Ces tests ne peuvent en aucun cas constituer une preuve quelconque car il aurait au moins fallu avoir les échantillons avant traitement et ceux après traitement. Un essai thérapeutique répond à des règles qui sont internationalement définies pour prouver l’efficacité d’une thérapeutique.
J’étais moi-même en Gambie il y a une dizaine de jours et j’avais été avisé de cette information et c’est inélégant de nous citer et de nous mêler a cette histoire sans nous informer et sans notre consentement et surtout de montrer les résultats non codés de patients avec la signature du Dr KANE et notre institution.
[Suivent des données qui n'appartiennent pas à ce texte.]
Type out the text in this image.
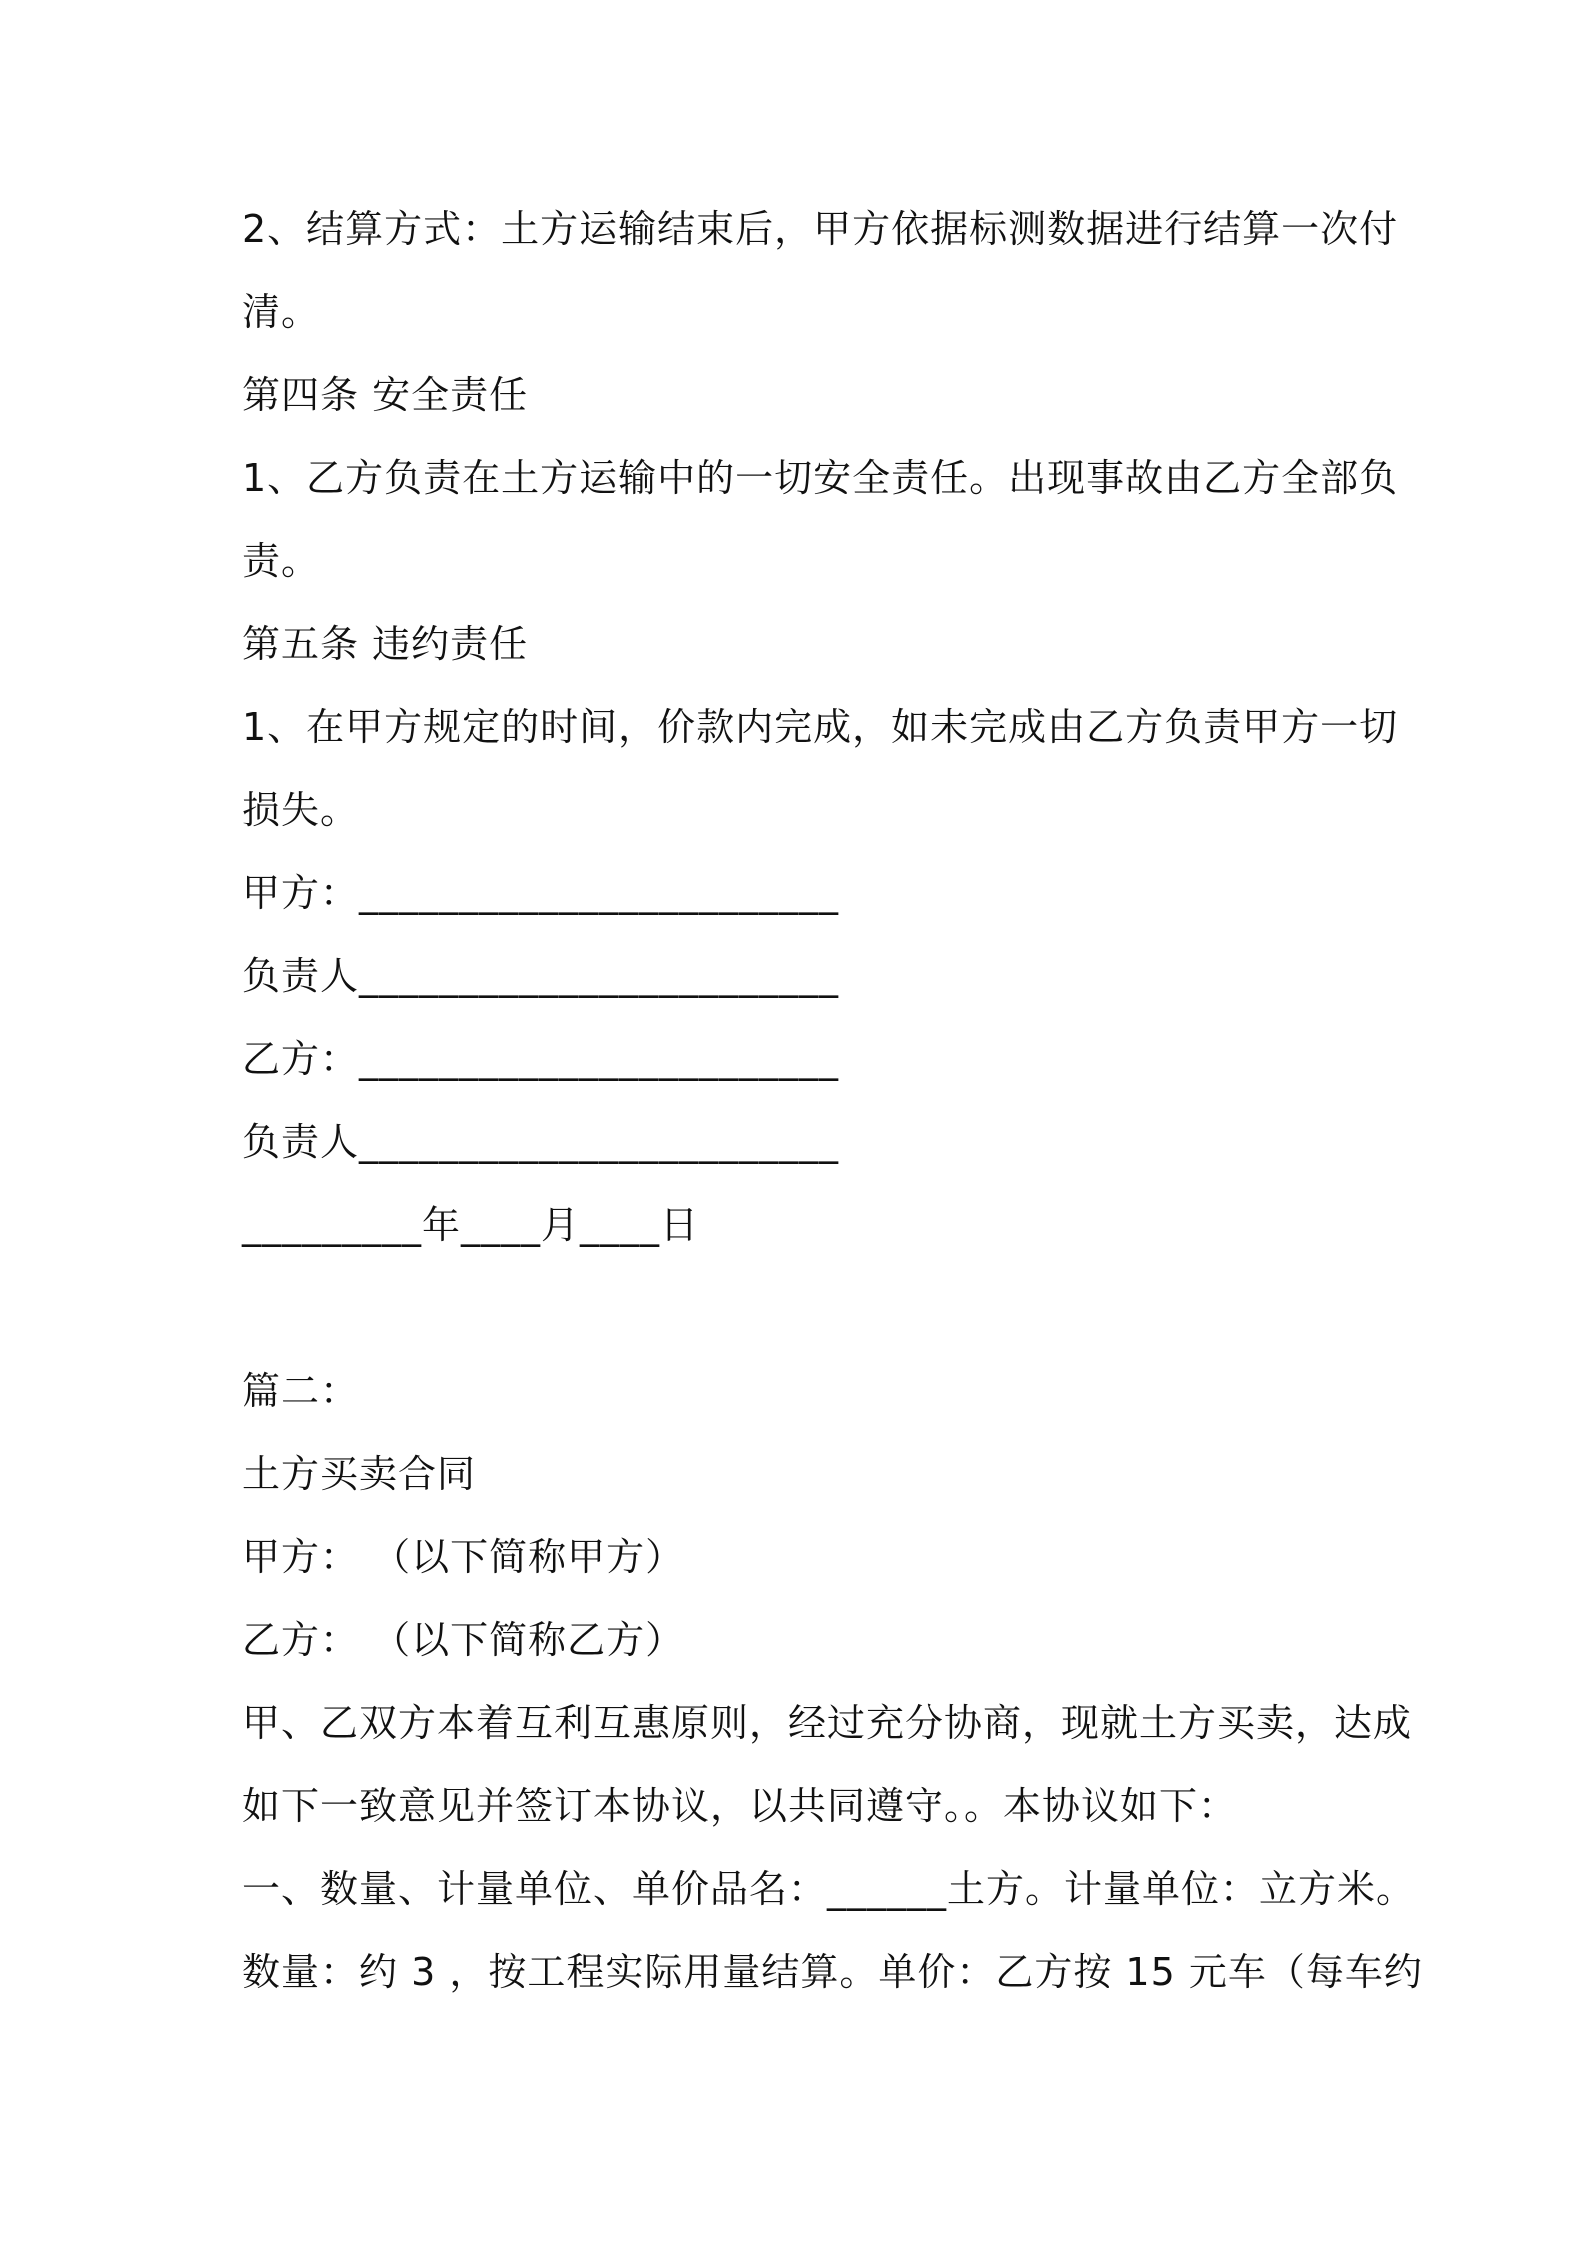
2、结算方式：土方运输结束后，甲方依据标测数据进行结算一次付
清。
第四条 安全责任
1、乙方负责在土方运输中的一切安全责任。出现事故由乙方全部负
责。
第五条 违约责任
1、在甲方规定的时间，价款内完成，如未完成由乙方负责甲方一切
损失。
甲方：________________________
负责人________________________
乙方：________________________
负责人________________________
_________年____月____日
篇二：
土方买卖合同
甲方： （以下简称甲方）
乙方： （以下简称乙方）
甲、乙双方本着互利互惠原则，经过充分协商，现就土方买卖，达成
如下一致意见并签订本协议，以共同遵守。。本协议如下：
一、数量、计量单位、单价品名：______土方。计量单位：立方米。
数量：约 3 ，按工程实际用量结算。单价：乙方按 15 元车（每车约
Merci de restituer la vérité des faits
Professeur Souleymane MBOUP Laboratoire de Bacteriologie Virologie Universite Cheikh Anta DIOP CHU Le Dantec, BP 7325, Dakar, SENEGAL
Voilà qui rétablit effectivement la vérité des faits. Nos remerciements au célèbre professeur Mboup, dont la réponse a été aussi rapide que précise.